A mostra termina com a instalação “Próximamente” (“Em breve”, 2019), que remete ao saguão de uma sala de cinema. Nas paredes da sala, em tons avermelhados, vemos vários pôsteres, na verdade, pinturas realizadas por Erlich a partir de fotos.
Além da referência cinematográfica, essencial em sua obra, os filmes nunca realizados (todos dirigidos por um certo Charlie Lendor, na verdade um acrônimo de Leandro Erlich) se relacionam com as obras apresentadas na mostra.

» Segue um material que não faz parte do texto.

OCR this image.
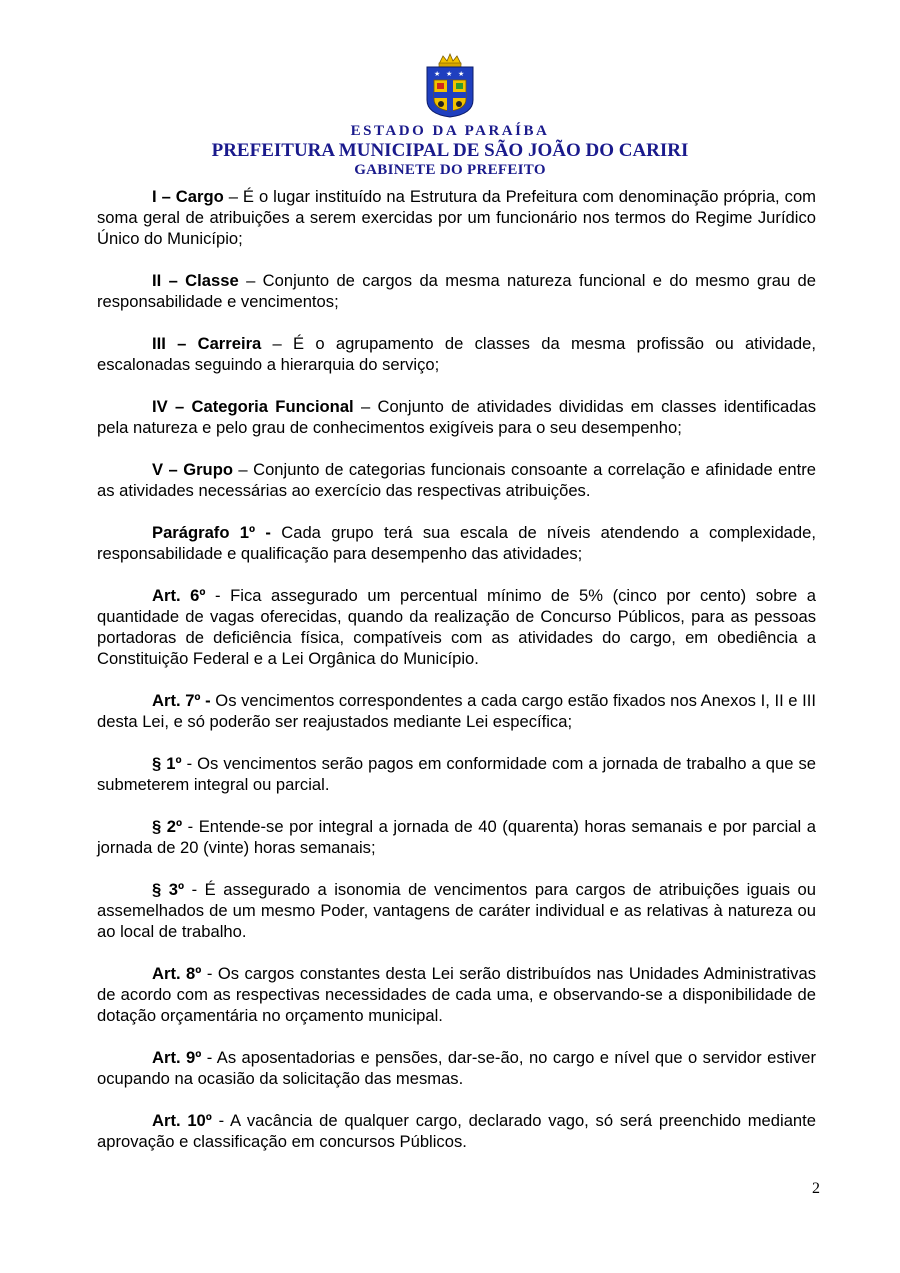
★ ★ ★
ESTADO DA PARAÍBA
PREFEITURA MUNICIPAL DE SÃO JOÃO DO CARIRI
GABINETE DO PREFEITO

I – Cargo – É o lugar instituído na Estrutura da Prefeitura com denominação própria, com soma geral de atribuições a serem exercidas por um funcionário nos termos do Regime Jurídico Único do Município;

II – Classe – Conjunto de cargos da mesma natureza funcional e do mesmo grau de responsabilidade e vencimentos;

III – Carreira – É o agrupamento de classes da mesma profissão ou atividade, escalonadas seguindo a hierarquia do serviço;

IV – Categoria Funcional – Conjunto de atividades divididas em classes identificadas pela natureza e pelo grau de conhecimentos exigíveis para o seu desempenho;

V – Grupo – Conjunto de categorias funcionais consoante a correlação e afinidade entre as atividades necessárias ao exercício das respectivas atribuições.

Parágrafo 1º - Cada grupo terá sua escala de níveis atendendo a complexidade, responsabilidade e qualificação para desempenho das atividades;

Art. 6º - Fica assegurado um percentual mínimo de 5% (cinco por cento) sobre a quantidade de vagas oferecidas, quando da realização de Concurso Públicos, para as pessoas portadoras de deficiência física, compatíveis com as atividades do cargo, em obediência a Constituição Federal e a Lei Orgânica do Município.

Art. 7º - Os vencimentos correspondentes a cada cargo estão fixados nos Anexos I, II e III desta Lei, e só poderão ser reajustados mediante Lei específica;

§ 1º - Os vencimentos serão pagos em conformidade com a jornada de trabalho a que se submeterem integral ou parcial.

§ 2º - Entende-se por integral a jornada de 40 (quarenta) horas semanais e por parcial a jornada de 20 (vinte) horas semanais;

§ 3º - É assegurado a isonomia de vencimentos para cargos de atribuições iguais ou assemelhados de um mesmo Poder, vantagens de caráter individual e as relativas à natureza ou ao local de trabalho.

Art. 8º - Os cargos constantes desta Lei serão distribuídos nas Unidades Administrativas de acordo com as respectivas necessidades de cada uma, e observando-se a disponibilidade de dotação orçamentária no orçamento municipal.

Art. 9º - As aposentadorias e pensões, dar-se-ão, no cargo e nível que o servidor estiver ocupando na ocasião da solicitação das mesmas.

Art. 10º - A vacância de qualquer cargo, declarado vago, só será preenchido mediante aprovação e classificação em concursos Públicos.

2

O “filme” “Paranoid”, por exemplo, cujo pôster apresenta um homem olhando por um olho mágico, se relaciona com a instalação “Neighbors” (1996-2017).
MONTAGEM
Para a exposição, Erlich, que vive entre Montevidéu, Buenos Aires e Paris, visitou os três CCBBs no Brasil para ver as possibilidades de cada espaço. “A tensão” foi adiada de 2020 para 2021 em decorrência da pandemia. Praticamente todas as obras foram construídas em uma empresa de cenotécnica no Rio e finalizadas em BH. A montagem no CCBB consumiu quatro semanas.
“A preparação, que envolveu pessoas da Europa e da Argentina, foi feita remotamente. Isso foi uma parte das dificuldades. Mas acho que a exposição agora traz um elemento simbólico, pois várias das obras mudaram de significado”, comenta Dantas, que já havia trabalhado com Erlich na coletiva “Invento: As revoluções que nos inventaram”, na Oca, em São Paulo.
Um dos trabalhos mais significativos deste novo olhar decorrente da pandemia é a instalação “Classroom” (“Sala de aula”, 2017). O público chega ao espaço escuro e vazio e se assenta em carteiras negras – ao olhar para o lado, você se vê refletido em outra imagem de sala de aula.
Se antes (da crise sanitária) a obra nos remetia a uma nostalgia, hoje ela expressa a realidade, com salas de aula vazias no mundo inteiro e em que nós viramos fantasmas digitais”, comenta Dantas.
“A piscina”, na opinião dele, também pode ser relida. “Ela se torna uma bolha de exclusão em que as pessoas mergulham no universo privado, desconectando-se do restante do planeta. Ninguém sabe o que está acontecendo fora dela, fazendo uma metáfora do nosso tempo”, observa o curador.
“A TENSÃO”
Exposição de Leandro Erlich no Centro Cultural Banco do Brasil, Praça da Liberdade, 450, Funcionários, (31) 3431-9400. Abertura para o público nesta quarta-feira (15/09), a partir das 10h. Visitação de quarta a segunda, das 10h às 22h. Os ingressos, gratuitos, deverão ser retirados antecipadamente no site Eventim (www.eventim.com.br/artist/leandro-erlich/). Serão disponibilizados 100 ingressos por hora (o último horário de visita é 21h). Hoje, às 15h30, haverá no teatro do CCBB palestra com Leandro Erlich e o curador Marcello Dantas. O acesso do público será liberado a partir das 15h30.